Das Konzept Community Organizing besteht aus einem wiederholten Zyklus von drei Schritten: Zuhören, Recherchieren und Handeln.

Ein Organizer befragt die Bewohner einzeln nach ihren Interessen zur Entwicklung des Stadtteils. Durch Zuhören werden vielfältige Aspekte bekannt. Diese werden bei einer Zusammenkunft vorgestellt und beraten. In der Phase des Recherchierens wird nach bekannten Lösungsansätzen, Möglichkeiten zur Umsetzung und Ansprechpartnern gesucht. Wenn die Probleme identifiziert wurden, schließt sich die Phase des Handels an. Dabei werden zur Umsetzung Entscheidungsträger und die Öffentlichkeit einbezogen und gfs. Widerstände demokratisch bearbeitet.[1]

Anwendung

Die großen Gewerkschaften im anglo-amerikanischen Raum unterhalten zu diesem Zweck eigene Organizing-Institute, in denen professionelle Aktivisten („Organizer“) ausgebildet werden, deren hauptamtliche Arbeit darin besteht, in Betriebe mit niedrigen Löhnen, schlechten Arbeitsbedingungen und zumeist geringem Organisationsgrad zu gehen und die Beschäftigten für eine Mitgliedschaft in der Gewerkschaft zu gewinnen. Im zweiten Schritt wird dann gemeinsam mit den Beschäftigten ein Arbeitskampf für vorher konkret definierte Ziele organisiert, in den die Beschäftigten zumeist auch stark eingebunden sind. US-Gewerkschaften konnten so in den letzten Jahrzehnten mehrere Millionen neuer Mitglieder gewinnen.

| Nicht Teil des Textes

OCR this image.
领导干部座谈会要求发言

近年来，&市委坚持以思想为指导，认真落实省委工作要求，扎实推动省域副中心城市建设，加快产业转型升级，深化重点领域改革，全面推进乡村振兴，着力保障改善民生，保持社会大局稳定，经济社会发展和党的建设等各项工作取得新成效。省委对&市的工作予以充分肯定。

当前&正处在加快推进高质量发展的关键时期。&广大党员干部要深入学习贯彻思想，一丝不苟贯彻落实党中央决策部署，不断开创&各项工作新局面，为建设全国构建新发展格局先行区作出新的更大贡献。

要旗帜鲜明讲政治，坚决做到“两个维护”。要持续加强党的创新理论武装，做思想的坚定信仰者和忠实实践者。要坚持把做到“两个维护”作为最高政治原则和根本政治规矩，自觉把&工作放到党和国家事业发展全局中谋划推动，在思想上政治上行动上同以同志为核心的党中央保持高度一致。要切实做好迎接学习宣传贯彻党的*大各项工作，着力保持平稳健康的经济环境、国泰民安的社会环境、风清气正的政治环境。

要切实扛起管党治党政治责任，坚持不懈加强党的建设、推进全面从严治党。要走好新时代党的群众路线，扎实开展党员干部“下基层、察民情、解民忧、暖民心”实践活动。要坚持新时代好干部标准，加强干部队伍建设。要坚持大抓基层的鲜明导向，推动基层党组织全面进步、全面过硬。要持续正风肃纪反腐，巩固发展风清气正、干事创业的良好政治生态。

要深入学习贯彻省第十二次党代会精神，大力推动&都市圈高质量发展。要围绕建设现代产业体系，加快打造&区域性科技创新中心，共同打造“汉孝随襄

In Deutschland begannen die großen Gewerkschaften, Organizing als Strategie in einzelnen Pilotprojekten einzusetzen. Parteien- und andere Stiftungen nehmen sich des Themas an. Auch in den Kommunen entstehen zunehmend Projekte.

Der Film Bread and Roses von Ken Loach zeigt die Arbeit eines Organizers am Beispiel der Kampagne „Justice for Janitors“ der US-Dienstleistungsgewerkschaft SEIU.

Beispiele für erfolgreiche Organizing-Bewegungen in Deutschland sind etwa die Initiative Deutsche Wohnen & Co. enteignen sowie die Berliner Krankenhausbewegung.[3]

Organizing außerhalb der Gewerkschaftsbewegung

Barack Obama hat als Community Organizer gearbeitet, Hillary Clinton hat ihre Bachelor-Arbeit über dieses Thema geschrieben und hatte dazu Saul Alinsky interviewt. Sowohl Obama als auch Clinton haben Alinskys Methoden zur Wahl-Mobilisierung eingesetzt. Das Konzept des Community Organizing wurde im Wahlkampf um die Präsidentschaft in den USA 2008 erfolgreich in der Kampagne des Siegers Barack Obama angewandt.[4]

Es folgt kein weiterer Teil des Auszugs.